1. Schöne Bescherung


    Datum: 10.08.2018, Kategorien: Medien,

    Im Büro war wieder einmal der Teufel los gewesen. Alles ging drunter und drüber. Ich war froh endlich meinen Computer ausschalten und nach Hause gehen zu können. Es war viel zu warm für die Jahreszeit, vom Winter keine Spur. Der Christkindlmarkt lag grau und trist im Dämmerlicht und versuchte quälend mit altbekannten Liedern Vorweihnachtsstimmung zu verbreiten. Ich beeilte mich, möglichst schnell Gedränge und Glühweinfahnen hinter mir zu lassen. Nur noch ein heißes Bad, eine Pizza und Fernsehen im Bett, das war alles, was ich mir in diesem Augenblick wünschte.
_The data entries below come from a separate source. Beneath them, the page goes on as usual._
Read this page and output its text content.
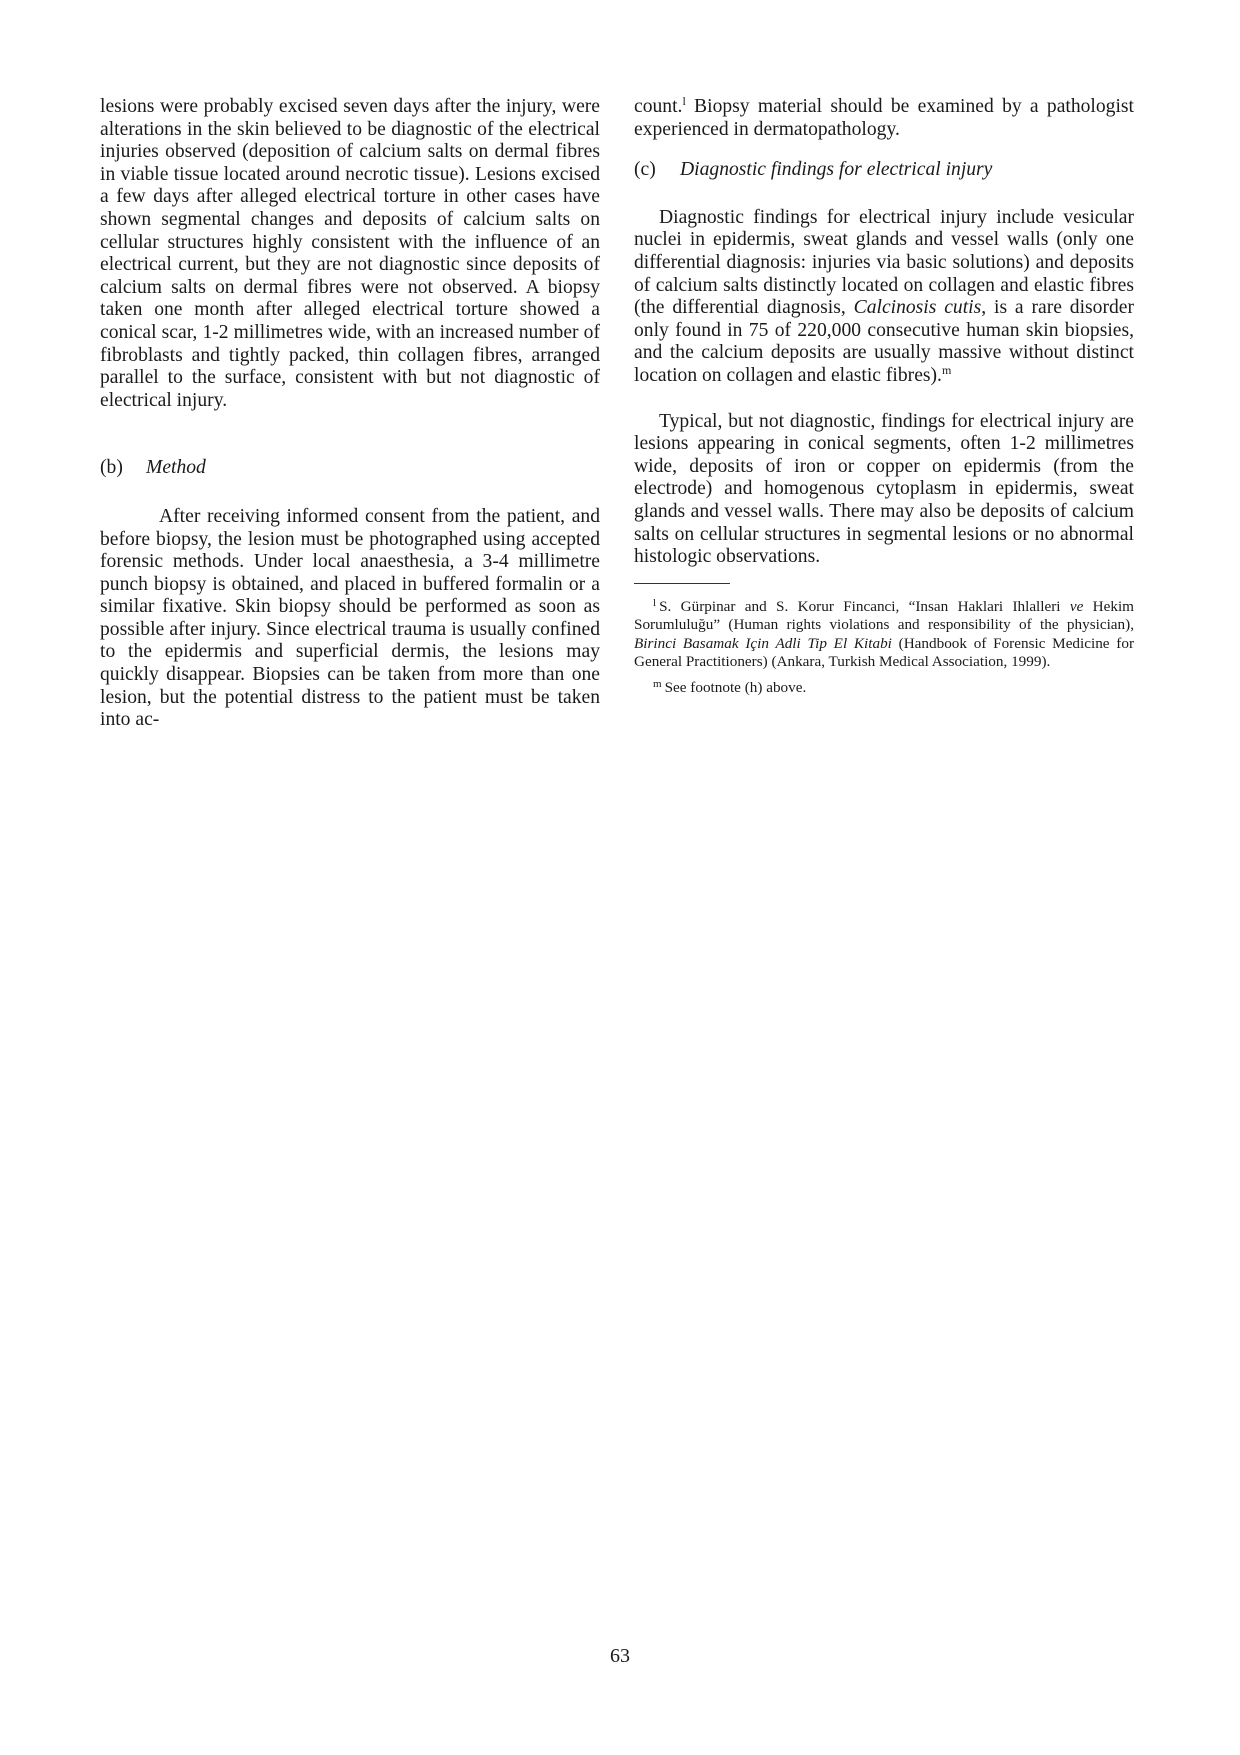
lesions were probably excised seven days after the injury, were alterations in the skin believed to be diagnostic of the electrical injuries observed (deposition of calcium salts on dermal fibres in viable tissue located around necrotic tissue). Lesions excised a few days after alleged electrical torture in other cases have shown segmental changes and deposits of calcium salts on cellular structures highly consistent with the influence of an electrical current, but they are not diagnostic since deposits of calcium salts on dermal fibres were not observed. A biopsy taken one month after alleged electrical torture showed a conical scar, 1-2 millimetres wide, with an increased number of fibroblasts and tightly packed, thin collagen fibres, arranged parallel to the surface, consistent with but not diagnostic of electrical injury.

(b) Method

After receiving informed consent from the patient, and before biopsy, the lesion must be photographed using accepted forensic methods. Under local anaesthesia, a 3-4 millimetre punch biopsy is obtained, and placed in buffered formalin or a similar fixative. Skin biopsy should be performed as soon as possible after injury. Since electrical trauma is usually confined to the epidermis and superficial dermis, the lesions may quickly disappear. Biopsies can be taken from more than one lesion, but the potential distress to the patient must be taken into ac-

count.$^l$ Biopsy material should be examined by a pathologist experienced in dermatopathology.

(c) Diagnostic findings for electrical injury

Diagnostic findings for electrical injury include vesicular nuclei in epidermis, sweat glands and vessel walls (only one differential diagnosis: injuries via basic solutions) and deposits of calcium salts distinctly located on collagen and elastic fibres (the differential diagnosis, Calcinosis cutis, is a rare disorder only found in 75 of 220,000 consecutive human skin biopsies, and the calcium deposits are usually massive without distinct location on collagen and elastic fibres).$^m$

Typical, but not diagnostic, findings for electrical injury are lesions appearing in conical segments, often 1-2 millimetres wide, deposits of iron or copper on epidermis (from the electrode) and homogenous cytoplasm in epidermis, sweat glands and vessel walls. There may also be deposits of calcium salts on cellular structures in segmental lesions or no abnormal histologic observations.

$^l$ S. Gürpinar and S. Korur Fincanci, “Insan Haklari Ihlalleri ve Hekim Sorumluluğu” (Human rights violations and responsibility of the physician), Birinci Basamak Için Adli Tip El Kitabi (Handbook of Forensic Medicine for General Practitioners) (Ankara, Turkish Medical Association, 1999).

$^m$ See footnote (h) above.

63
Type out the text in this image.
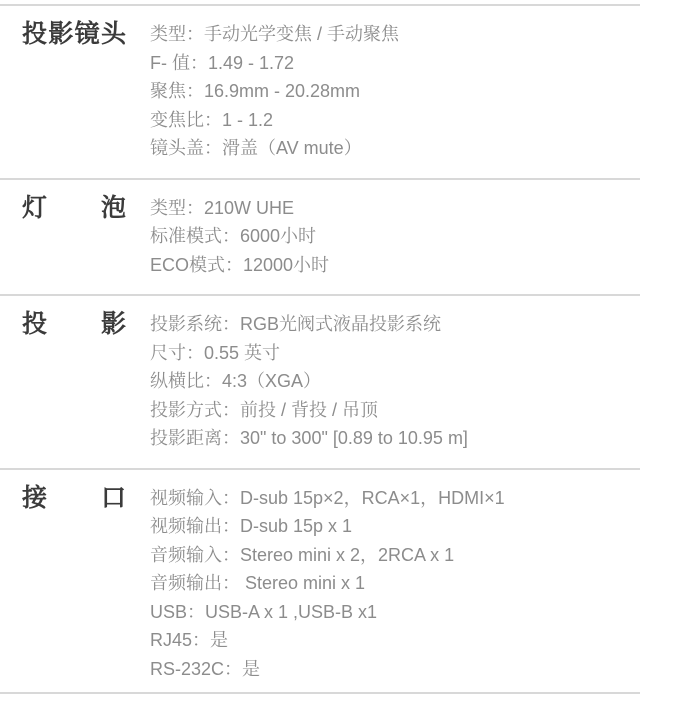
投影镜头 类型：手动光学变焦 / 手动聚焦
F- 值：1.49 - 1.72
聚焦：16.9mm - 20.28mm
变焦比：1 - 1.2
镜头盖：滑盖（AV mute）
灯泡 类型：210W UHE
标准模式：6000小时
ECO模式：12000小时
投影 投影系统：RGB光阀式液晶投影系统
尺寸：0.55 英寸
纵横比：4:3（XGA）
投影方式：前投 / 背投 / 吊顶
投影距离：30" to 300" [0.89 to 10.95 m]
接口 视频输入：D-sub 15p×2，RCA×1，HDMI×1
视频输出：D-sub 15p x 1
音频输入：Stereo mini x 2，2RCA x 1
音频输出： Stereo mini x 1
USB：USB-A x 1 ,USB-B x1
RJ45：是
RS-232C：是
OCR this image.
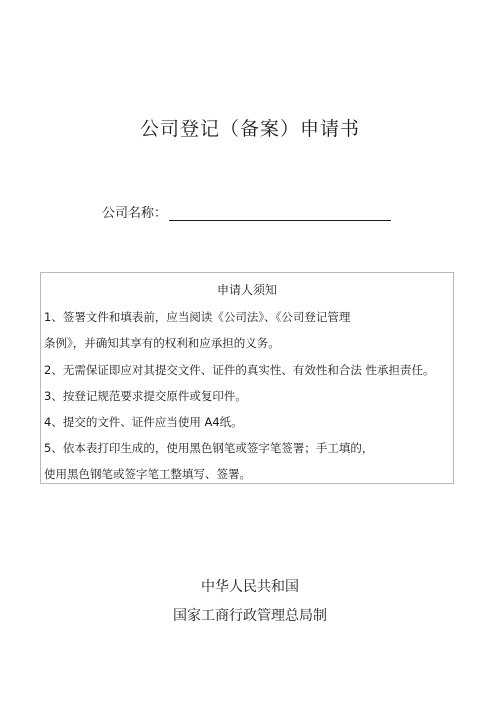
公司登记（备案）申请书
公司名称：
申请人须知
1、签署文件和填表前，应当阅读《公司法》、《公司登记管理
条例》，并确知其享有的权利和应承担的义务。
2、无需保证即应对其提交文件、证件的真实性、有效性和合法 性承担责任。
3、按登记规范要求提交原件或复印件。
4、提交的文件、证件应当使用 A4纸。
5、依本表打印生成的，使用黑色钢笔或签字笔签署；手工填的，
使用黑色钢笔或签字笔工整填写、签署。
中华人民共和国
国家工商行政管理总局制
Die U-Bahn war wie immer überfüllt gewesen und meine Wohnungstür erschien mir wie das Tor zum Paradies.
    
    Ich hatte den Schlüssel noch nicht einmal ins Schloss gesteckt, da stand meine Nachbarin schon neben mir im Flur. Guten Abend Fräulein Wiesinger! Ein junger Mann hat mir ein Päckchen für Sie gegeben, da hat wohl jemand für Sie Nikolaus gespielt. Sie drückte mir ein in Weihnachtspapier eingewickeltes Päckchen, etwa so groß wie eine Schuhschachtel, in die Hand.Danke Frau Reitner, nett von Ihnen, dass Sie es für mich entgegengenommen haben. Das hab ich doch gerne gemacht, von wem ist es denn? Neugierig blieb sie stehen. Ich weis es nicht, es steht kein Name auf der Karte. Vielen Dank noch mal und guten Abend. Es konnte nur von Karl sein. Auf der Karte stand: Für meinen kleine Chrissi vom Nikolaus! Ich heiße Christine und nur er hatte mich bisher so genannt. Neugierig schloss ich die Tür hinter mir zu und ...
    ... entfernte das Geschenkpapier. Eine edel aufgemachte Schachtel, dunkelroter Samt mit der Aufschrift Ashford in goldenen Buchstaben, kam zum Vorschein. Ungeduldig hob ich den Deckel. Der Inhalt war in Seidenpapier verpackt und oben auf lag ein Hochglanzkatalog - Mieder und Korsetts. Im Papier eingewickelt war ein schwarzes Korsett aus feinster Seide, mit Schnürung im Rücken und angesetzten Strumpfhaltern - sündteuer - und dazu passend ein Paar schwarzer Seidenstrümpfe. Wie kommt Karl dazu, mir so ein Zeug zu schenken. Es ist überhaupt nicht mein Stil. Ich bin eher der sportlich saloppe Typ und mein liebstes Outfit sind Jeans, T-Shirt und Baumwollslip.
    
    Fürs erste legte ich die Teile wieder zurück in die Schachtel. Erst jetzt fand ich Zeit, mir Schuhe und Mantel auszuziehen. Ich ging ins Bad, drehte das Wasser auf und holte mir ein Glas Milch aus der Küche. Der Katalog lag noch in der Diele. Mit Katalog und Milch bewaffnet ging ich zurück ins Bad, Radio an, raus aus den Klamotten und rein in die Wanne. Es war herrlich, das warme Wasser, die leise Musik, bei einem Vollbad konnte ich von je her am besten entspannen. Der ganze Ärger und Frust des Tages war wie weggespült. Ich fingerte nach dem Katalog und ich fing an in ihm zu blättern. Es war ein richtiges Hochglanzmagazin. Das gesamte Miedersortiment der Firma Ashford war hier in typisch englischem Ambiente in Szene gesetzt. Hübsche Frauen beim Picknick, beim Golfen oder Bogenschießen, vor und in alt erwürdigen Adelssitzen oder in ...
«1234»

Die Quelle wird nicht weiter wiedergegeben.